Brian took a semicha programme at Ohr Sameyach Yeshiva's Ohr Lagolah programme, which obligated him to doing outreach work in the Diaspora.
The couple moved to Golders Green's Jewish Learning Centre.
Terry experienced mild depression after the birth of each of her four children and found it difficult to settle down in London.
After three years they returned to Israel where Brian worked for Jerusalem's Heritage House for 18 months. They then returned to London to work for Aish.
All this time Terry was only superficially coping.
Then came the terrifying Great Depression after the birth of her fifth child.
She told me: "When I came off my medication, I decided I wanted to find a different way to be in life.
"For the first time I really questioned anything I had thought before. I was trying to make sense of life, trying to find a way forward, how to relate to difficult situations.

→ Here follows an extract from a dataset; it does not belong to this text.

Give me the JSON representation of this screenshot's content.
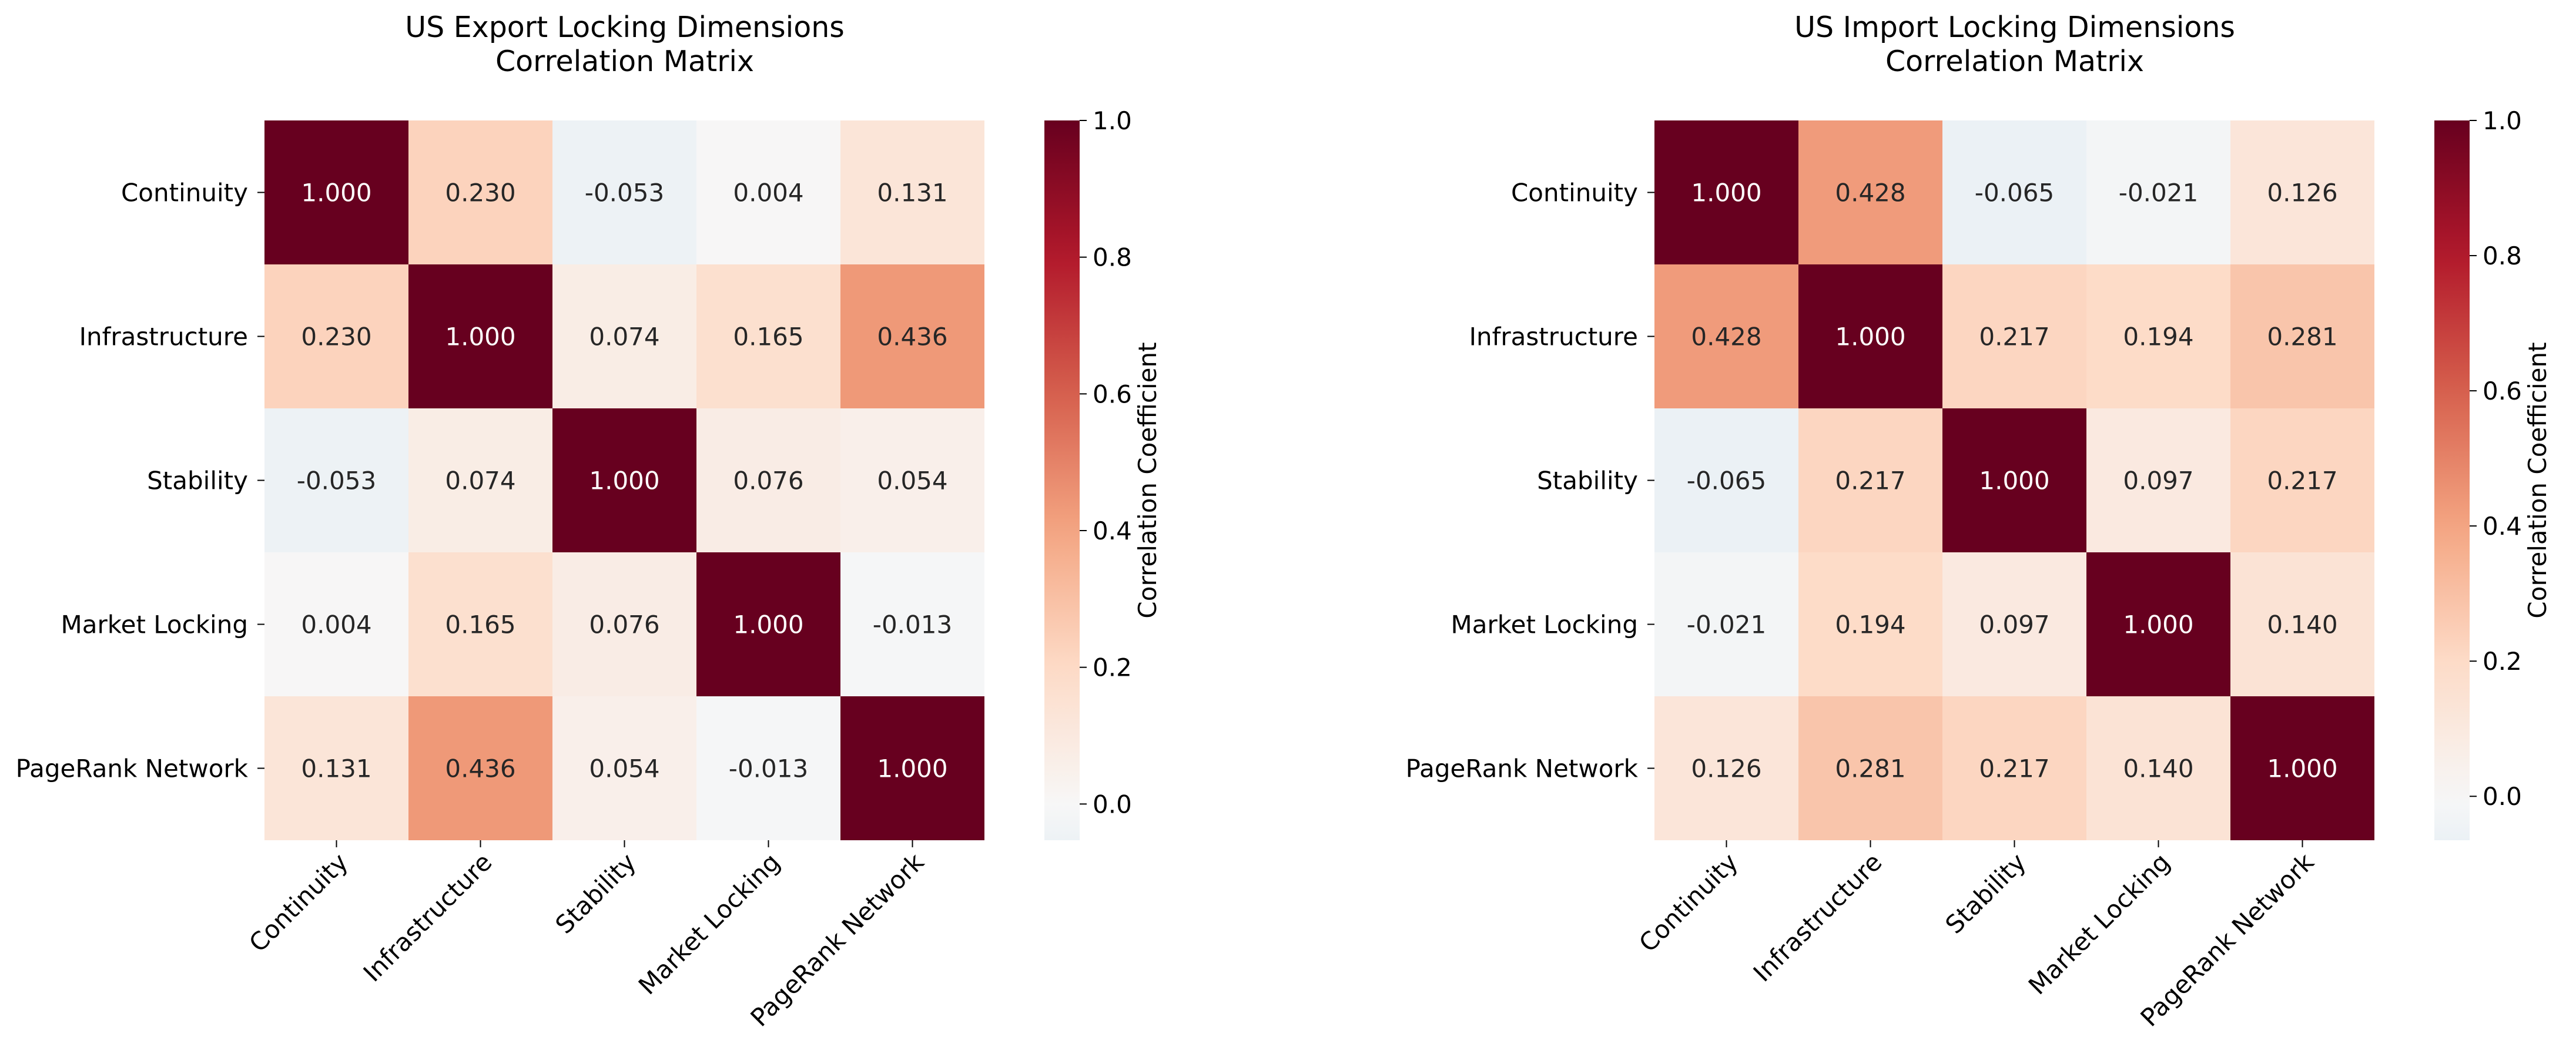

"Before whatever had showed up in my mind, I went with it. Now for the first time after the depression, it was almost as if I didn't trust my own mind. I started to look at other people who seemed to be doing better in life.
"My mind started to quieten, almost like that of a young child, to learn afresh how to relate to myself in the world.
"I just felt differently about life and about myself. I was very curious about life, almost like when I was a little kid and went back to a childlike curiosity."
Rabbi Rosenblatt's talk on Innate Health articulated for Terry the psychological change she had undergone.
She said: "It gave me a reference point to find my psychological health. It was almost like I had found it before, but I still had to join the dots.
"Innate Health changed the way I related to life and myself."
After training in Innate Health in America, Terry encouraged Rabbi Rosenblatt to set up an Innate Health Centre at Tikun, the first of its kind in the UK.
Now thousands of people are doing Innate Health training throughout Britain.
She reckons that Innate Health is "very in line with Judaism".
She said: "It comes from the core root that we are good, that we are healthy, that we have a soul.
"In the soul, we know what the right thing to do is, that we can have a wonderful life. We are not dictated to by circumstances and events.
"Things can happen that are very challenging and painful, but we are able to react to them with freedom and faith.
"A lot of the core ideas are very similar to Judaism. Most people who give it a chance and are open to it, like the ideas."